Time to attack Houthi assets in Yemen

Article published in The Daily Telegraph, 20 December 2023. © Richard Kemp

The way to respond to a terrorist group that is menacing shipping in one of the world’s most important sea routes is not to just keep shooting down cheap drones with ultra-expensive naval missiles.

The purpose of the just-announced US led coalition in the Red Sea is to protect shipping and provide reassurance to ship owners and insurers. But however many naval assets are deployed, the Houthis seem likely to keep attacking as long as they have missiles and the shipping companies are likely to keep re-routing their vessels round Africa, adding weeks to their journey and pushing up prices of oil, gas and other commodities.

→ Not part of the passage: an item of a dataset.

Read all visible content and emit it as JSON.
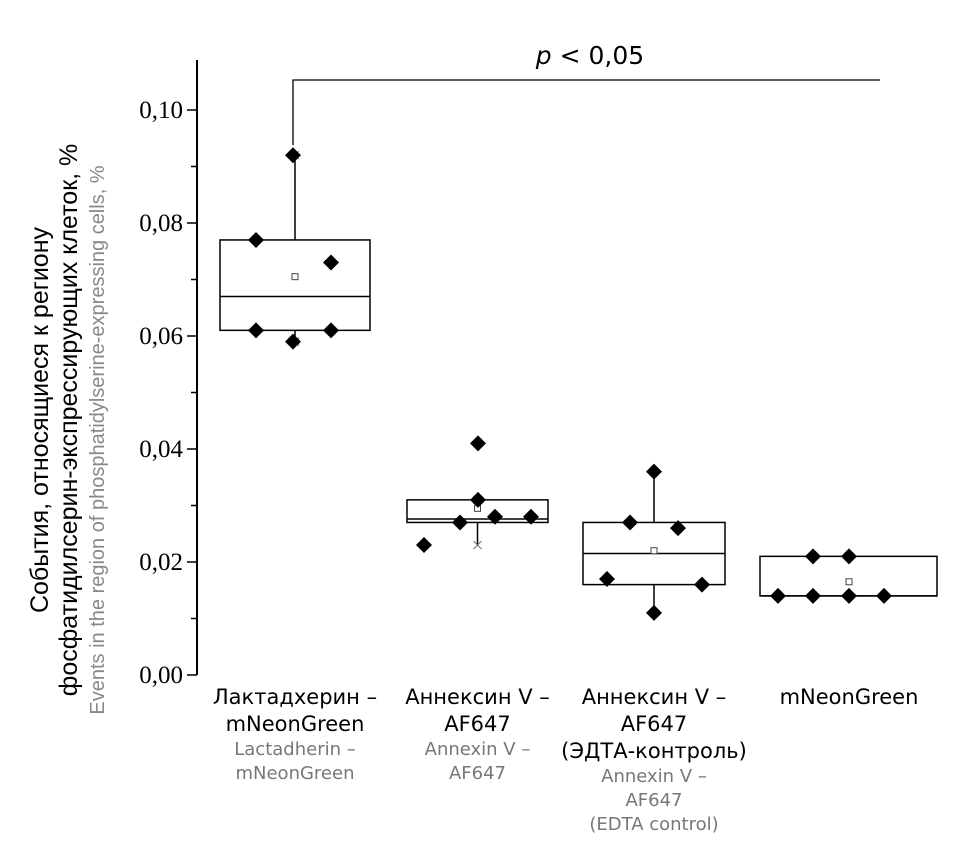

Since the current upsurge of aggression began, the Houthis have fired over 100 drones and missiles, targeting 10 commercial vessels, according to the Pentagon. They are still holding the cargo vessel Galaxy Leader seized on 19 November, with 25 crew members unjustly detained. US Defence Secretary Lloyd Austin describes this assault on international shipping and global commerce as ‘unprecedented’.

That simply cannot go on and the way to put a stop to it is by directly attacking the Houthis in Yemen. Their leadership can be targeted and military infrastructure such as missile systems, drone storage sites, radars and coastal guns hit by missile and air strikes. Aside from other ships in the naval coalition, the USS Eisenhower carrier strike group is now positioned off the coast of Yemen and should have an arsenal ready for such action.

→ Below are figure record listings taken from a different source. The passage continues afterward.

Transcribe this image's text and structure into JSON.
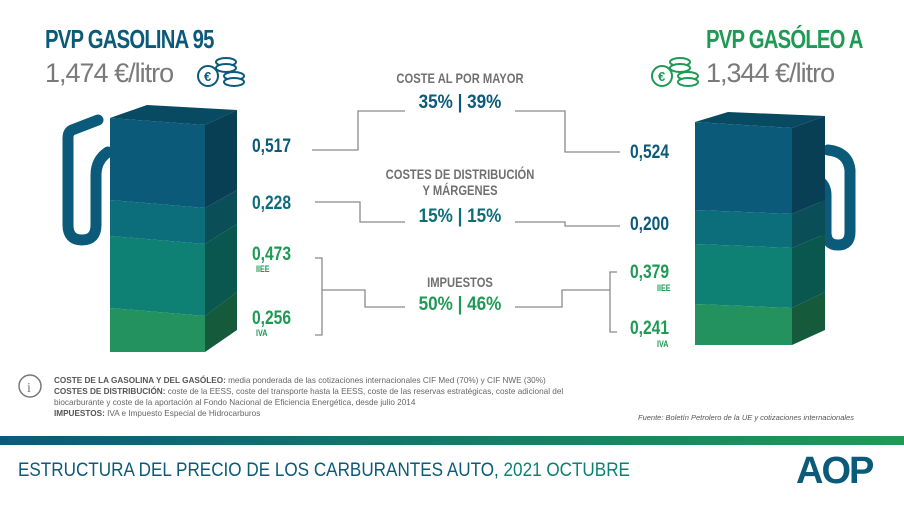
{
  "gasolina": {
    "title": "PVP GASOLINA 95",
    "price": "1,474 €/litro",
    "values": [
      "0,517",
      "0,228",
      "0,473",
      "0,256"
    ],
    "sub_iiee": "IIEE",
    "sub_iva": "IVA"
  },
  "gasoleo": {
    "title": "PVP GASÓLEO A",
    "price": "1,344 €/litro",
    "values": [
      "0,524",
      "0,200",
      "0,379",
      "0,241"
    ],
    "sub_iiee": "IIEE",
    "sub_iva": "IVA"
  },
  "categories": [
    {
      "label": "COSTE AL POR MAYOR",
      "pct": "35% | 39%"
    },
    {
      "label": "COSTES DE DISTRIBUCIÓN",
      "label2": "Y MÁRGENES",
      "pct": "15% | 15%"
    },
    {
      "label": "IMPUESTOS",
      "pct": "50% | 46%"
    }
  ],
  "notes": {
    "n1_bold": "COSTE DE LA GASOLINA Y DEL GASÓLEO:",
    "n1": " media ponderada de las cotizaciones internacionales CIF Med (70%) y CIF NWE (30%)",
    "n2_bold": "COSTES DE DISTRIBUCIÓN:",
    "n2": " coste de la EESS, coste del transporte hasta la EESS, coste de las reservas estratégicas, coste adicional del biocarburante y coste de la aportación al Fondo Nacional de Eficiencia Energética, desde julio 2014",
    "n3_bold": "IMPUESTOS:",
    "n3": " IVA e Impuesto Especial de Hidrocarburos",
    "source": "Fuente: Boletín Petrolero de la UE y cotizaciones internacionales"
  },
  "footer": {
    "title_a": "ESTRUCTURA DEL PRECIO DE LOS CARBURANTES AUTO, ",
    "title_b": "2021 OCTUBRE",
    "logo": "AOP"
  },
  "colors": {
    "blue": "#0b5a7a",
    "teal": "#0c6e7b",
    "seagreen": "#0e8074",
    "green": "#23925e",
    "gasoleo_title": "#1f9a55"
  },
  "icons": [
    "fuel-pump-icon",
    "euro-coins-icon",
    "info-icon"
  ]
}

The need to take on the Houthis goes beyond their recent targeting of shipping in the Red Sea. They are an ongoing regional threat, having attacked Saudi Arabia as well as Israel. An intensive assault against them would not only degrade their offensive capabilities and perhaps deter further aggression outside Yemen’s borders, it would also give Tehran a bloody nose. The Houthis are effectively Iranian proxies, with their drones and ballistic and cruise missiles believed to be supplied by Iran.

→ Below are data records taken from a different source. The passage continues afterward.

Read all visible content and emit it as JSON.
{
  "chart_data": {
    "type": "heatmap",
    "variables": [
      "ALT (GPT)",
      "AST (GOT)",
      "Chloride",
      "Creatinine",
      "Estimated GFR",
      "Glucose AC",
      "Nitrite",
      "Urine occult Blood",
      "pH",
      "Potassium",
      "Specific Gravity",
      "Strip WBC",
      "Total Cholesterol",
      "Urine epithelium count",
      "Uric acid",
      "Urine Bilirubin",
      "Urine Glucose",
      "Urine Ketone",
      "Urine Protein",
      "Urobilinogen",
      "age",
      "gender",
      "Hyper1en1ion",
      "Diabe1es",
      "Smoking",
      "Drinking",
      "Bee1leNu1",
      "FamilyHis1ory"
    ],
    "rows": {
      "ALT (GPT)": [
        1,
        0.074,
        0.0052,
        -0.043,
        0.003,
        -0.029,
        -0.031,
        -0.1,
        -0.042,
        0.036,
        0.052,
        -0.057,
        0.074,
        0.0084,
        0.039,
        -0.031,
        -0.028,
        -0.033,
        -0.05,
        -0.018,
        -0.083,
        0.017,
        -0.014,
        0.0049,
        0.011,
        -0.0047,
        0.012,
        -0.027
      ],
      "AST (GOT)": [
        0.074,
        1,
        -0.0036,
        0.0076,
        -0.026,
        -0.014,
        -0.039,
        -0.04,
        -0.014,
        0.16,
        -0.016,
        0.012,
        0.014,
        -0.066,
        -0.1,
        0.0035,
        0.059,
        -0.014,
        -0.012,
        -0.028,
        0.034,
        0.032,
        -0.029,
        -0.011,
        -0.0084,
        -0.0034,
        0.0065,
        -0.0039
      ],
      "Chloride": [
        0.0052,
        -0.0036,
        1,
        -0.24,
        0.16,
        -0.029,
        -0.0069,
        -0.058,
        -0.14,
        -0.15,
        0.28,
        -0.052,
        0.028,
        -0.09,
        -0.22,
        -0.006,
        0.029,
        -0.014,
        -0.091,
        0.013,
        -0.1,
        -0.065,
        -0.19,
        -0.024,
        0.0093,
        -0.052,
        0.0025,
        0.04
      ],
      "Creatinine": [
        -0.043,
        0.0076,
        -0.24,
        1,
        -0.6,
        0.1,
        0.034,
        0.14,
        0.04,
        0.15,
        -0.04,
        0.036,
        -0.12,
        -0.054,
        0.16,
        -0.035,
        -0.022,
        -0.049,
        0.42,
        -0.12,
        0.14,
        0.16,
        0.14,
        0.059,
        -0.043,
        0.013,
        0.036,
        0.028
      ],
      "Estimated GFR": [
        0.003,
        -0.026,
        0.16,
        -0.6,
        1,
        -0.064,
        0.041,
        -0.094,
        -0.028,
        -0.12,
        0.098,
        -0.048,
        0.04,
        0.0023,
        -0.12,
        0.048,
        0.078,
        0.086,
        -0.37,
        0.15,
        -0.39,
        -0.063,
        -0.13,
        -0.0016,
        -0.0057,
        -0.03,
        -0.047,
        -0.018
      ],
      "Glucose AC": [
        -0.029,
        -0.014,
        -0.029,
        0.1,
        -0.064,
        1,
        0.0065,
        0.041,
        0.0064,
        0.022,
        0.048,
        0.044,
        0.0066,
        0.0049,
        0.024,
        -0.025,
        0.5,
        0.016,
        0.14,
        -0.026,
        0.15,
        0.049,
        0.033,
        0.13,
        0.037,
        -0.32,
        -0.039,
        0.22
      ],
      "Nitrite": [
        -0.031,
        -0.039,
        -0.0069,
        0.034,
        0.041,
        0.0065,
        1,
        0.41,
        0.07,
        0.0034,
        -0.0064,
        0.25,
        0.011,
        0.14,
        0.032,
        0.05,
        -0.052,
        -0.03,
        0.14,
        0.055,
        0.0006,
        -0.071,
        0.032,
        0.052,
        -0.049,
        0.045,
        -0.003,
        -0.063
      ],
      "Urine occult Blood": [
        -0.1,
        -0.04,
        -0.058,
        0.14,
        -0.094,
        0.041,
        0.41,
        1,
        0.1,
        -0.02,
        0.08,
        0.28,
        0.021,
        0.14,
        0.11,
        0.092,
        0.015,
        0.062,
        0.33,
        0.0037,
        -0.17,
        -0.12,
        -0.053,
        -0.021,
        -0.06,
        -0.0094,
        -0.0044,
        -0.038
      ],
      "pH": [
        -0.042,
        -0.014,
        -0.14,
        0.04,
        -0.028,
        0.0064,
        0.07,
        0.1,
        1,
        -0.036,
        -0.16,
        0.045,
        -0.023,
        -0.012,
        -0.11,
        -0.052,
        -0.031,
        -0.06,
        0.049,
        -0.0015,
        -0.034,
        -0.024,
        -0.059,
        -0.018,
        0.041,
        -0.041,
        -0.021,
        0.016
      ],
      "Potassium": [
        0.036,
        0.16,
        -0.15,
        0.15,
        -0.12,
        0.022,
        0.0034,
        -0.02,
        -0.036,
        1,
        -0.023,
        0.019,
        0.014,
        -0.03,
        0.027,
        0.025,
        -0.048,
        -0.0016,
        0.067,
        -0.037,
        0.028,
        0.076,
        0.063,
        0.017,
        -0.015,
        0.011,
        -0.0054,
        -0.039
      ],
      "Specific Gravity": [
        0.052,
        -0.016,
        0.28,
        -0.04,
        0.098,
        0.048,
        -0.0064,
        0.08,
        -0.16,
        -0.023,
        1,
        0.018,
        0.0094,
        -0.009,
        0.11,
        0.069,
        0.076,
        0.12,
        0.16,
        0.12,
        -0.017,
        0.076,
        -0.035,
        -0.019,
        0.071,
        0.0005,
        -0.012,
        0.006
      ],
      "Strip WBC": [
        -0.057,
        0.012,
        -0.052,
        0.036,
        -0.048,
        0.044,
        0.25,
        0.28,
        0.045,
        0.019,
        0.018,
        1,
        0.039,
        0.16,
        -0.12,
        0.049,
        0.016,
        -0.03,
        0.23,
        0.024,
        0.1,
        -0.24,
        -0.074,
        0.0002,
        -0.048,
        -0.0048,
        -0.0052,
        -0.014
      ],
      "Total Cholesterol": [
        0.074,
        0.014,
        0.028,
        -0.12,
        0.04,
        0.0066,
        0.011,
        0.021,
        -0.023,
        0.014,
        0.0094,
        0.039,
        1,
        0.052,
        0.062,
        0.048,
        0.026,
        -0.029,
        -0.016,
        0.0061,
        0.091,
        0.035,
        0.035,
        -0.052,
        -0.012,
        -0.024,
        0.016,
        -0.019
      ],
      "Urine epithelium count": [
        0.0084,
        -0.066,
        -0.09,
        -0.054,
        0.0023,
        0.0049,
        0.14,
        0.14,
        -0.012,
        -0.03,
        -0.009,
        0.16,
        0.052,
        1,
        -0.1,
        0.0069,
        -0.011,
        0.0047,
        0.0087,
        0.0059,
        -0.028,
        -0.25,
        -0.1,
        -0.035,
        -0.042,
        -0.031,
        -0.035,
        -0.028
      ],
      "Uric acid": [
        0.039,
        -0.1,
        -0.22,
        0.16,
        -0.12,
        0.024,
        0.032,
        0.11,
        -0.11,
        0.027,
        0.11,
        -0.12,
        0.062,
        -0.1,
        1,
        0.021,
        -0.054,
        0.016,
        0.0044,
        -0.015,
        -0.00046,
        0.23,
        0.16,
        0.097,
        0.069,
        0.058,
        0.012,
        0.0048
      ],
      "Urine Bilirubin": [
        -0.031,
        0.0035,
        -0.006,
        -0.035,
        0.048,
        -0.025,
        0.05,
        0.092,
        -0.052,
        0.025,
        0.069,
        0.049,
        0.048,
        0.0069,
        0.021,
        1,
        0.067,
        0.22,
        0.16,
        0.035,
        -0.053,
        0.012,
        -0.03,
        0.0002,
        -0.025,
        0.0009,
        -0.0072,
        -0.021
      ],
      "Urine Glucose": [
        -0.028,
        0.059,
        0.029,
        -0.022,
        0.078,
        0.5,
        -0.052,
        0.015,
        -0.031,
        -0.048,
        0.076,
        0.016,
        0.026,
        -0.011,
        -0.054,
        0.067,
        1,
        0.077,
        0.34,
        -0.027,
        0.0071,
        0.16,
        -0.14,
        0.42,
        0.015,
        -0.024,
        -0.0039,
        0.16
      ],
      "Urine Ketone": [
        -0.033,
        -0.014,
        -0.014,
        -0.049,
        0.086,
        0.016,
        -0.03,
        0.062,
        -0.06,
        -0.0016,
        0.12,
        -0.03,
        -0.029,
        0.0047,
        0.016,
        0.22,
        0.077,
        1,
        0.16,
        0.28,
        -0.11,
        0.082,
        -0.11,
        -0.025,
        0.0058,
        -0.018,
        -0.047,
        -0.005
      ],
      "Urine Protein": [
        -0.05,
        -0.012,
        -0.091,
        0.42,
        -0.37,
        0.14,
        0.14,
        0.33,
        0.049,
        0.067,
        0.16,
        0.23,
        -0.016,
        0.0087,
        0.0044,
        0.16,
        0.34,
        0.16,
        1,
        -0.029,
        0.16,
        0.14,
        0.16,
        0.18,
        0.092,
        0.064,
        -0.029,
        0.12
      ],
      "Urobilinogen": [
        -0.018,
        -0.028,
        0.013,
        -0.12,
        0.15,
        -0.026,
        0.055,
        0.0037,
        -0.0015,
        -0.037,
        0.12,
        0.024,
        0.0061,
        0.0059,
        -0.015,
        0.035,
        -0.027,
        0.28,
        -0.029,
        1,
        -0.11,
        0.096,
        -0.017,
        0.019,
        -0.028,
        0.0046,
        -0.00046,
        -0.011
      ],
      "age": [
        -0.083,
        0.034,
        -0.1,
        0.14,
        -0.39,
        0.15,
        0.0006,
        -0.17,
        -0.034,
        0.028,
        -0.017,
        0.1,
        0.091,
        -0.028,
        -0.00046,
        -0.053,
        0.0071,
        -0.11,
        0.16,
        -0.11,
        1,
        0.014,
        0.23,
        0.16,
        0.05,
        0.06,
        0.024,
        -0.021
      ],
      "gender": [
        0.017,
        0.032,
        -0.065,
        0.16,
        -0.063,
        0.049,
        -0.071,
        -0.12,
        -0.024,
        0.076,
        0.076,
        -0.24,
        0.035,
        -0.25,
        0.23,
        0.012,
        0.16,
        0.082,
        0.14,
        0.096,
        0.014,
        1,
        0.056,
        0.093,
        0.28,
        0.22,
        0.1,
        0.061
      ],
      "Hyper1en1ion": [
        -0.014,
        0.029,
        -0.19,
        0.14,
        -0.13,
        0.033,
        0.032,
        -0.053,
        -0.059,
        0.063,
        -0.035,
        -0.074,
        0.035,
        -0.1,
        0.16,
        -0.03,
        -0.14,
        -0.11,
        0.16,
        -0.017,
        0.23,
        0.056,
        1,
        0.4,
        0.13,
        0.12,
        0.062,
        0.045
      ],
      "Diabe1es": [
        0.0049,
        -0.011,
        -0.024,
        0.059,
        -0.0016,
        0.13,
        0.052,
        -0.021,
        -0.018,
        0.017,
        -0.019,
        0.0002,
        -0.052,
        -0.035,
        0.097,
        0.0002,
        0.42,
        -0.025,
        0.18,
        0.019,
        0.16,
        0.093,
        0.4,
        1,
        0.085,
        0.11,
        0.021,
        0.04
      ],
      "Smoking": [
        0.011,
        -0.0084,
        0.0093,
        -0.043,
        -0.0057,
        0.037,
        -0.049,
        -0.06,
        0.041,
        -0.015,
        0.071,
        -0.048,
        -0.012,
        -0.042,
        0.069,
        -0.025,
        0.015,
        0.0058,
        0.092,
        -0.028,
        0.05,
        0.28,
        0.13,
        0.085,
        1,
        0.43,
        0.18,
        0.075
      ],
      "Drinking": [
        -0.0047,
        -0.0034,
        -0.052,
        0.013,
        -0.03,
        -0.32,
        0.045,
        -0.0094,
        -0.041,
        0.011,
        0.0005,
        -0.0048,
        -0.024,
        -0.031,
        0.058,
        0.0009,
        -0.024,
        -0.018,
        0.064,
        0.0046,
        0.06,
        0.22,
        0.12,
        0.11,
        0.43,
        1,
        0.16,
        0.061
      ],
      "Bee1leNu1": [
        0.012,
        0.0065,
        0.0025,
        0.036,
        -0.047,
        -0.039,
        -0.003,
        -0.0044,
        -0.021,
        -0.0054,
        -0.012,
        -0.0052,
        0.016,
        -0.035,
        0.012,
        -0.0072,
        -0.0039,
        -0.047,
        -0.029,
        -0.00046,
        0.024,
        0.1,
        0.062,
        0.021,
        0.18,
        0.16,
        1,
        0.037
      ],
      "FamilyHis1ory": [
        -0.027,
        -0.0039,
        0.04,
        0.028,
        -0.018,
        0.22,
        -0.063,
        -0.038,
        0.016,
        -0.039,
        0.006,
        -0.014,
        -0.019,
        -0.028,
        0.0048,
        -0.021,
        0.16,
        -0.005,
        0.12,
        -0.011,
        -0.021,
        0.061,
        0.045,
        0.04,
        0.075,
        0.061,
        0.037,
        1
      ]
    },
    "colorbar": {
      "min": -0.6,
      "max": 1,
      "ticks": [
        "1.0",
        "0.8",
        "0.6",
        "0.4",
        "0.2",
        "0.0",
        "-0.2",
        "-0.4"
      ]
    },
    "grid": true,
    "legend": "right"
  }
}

Indeed the hand of Tehran is behind much of the violence in the Middle East today. Iran funds Hamas and Islamic Jihad in Gaza, and might well have played a role in the 7th October massacre against Israel, despite their denial and Washington’s evident desire to play it down. Moreover, Iran’s terrorist proxies in Lebanon, Hizballah, have been directing missile, drone and anti-tank attacks against Israeli forces and civilians in northern Israel. That risks all-out war between the IDF and Hizballah on a scale that might dwarf the Gaza conflict.

Diplomatic pressure stands little chance of success. However, a bit of stick might perhaps make a difference. If the US shows its teeth now against the Houthis, that could not only reduce the threat to Red Sea shipping but also help avert a much more deadly war in Lebanon.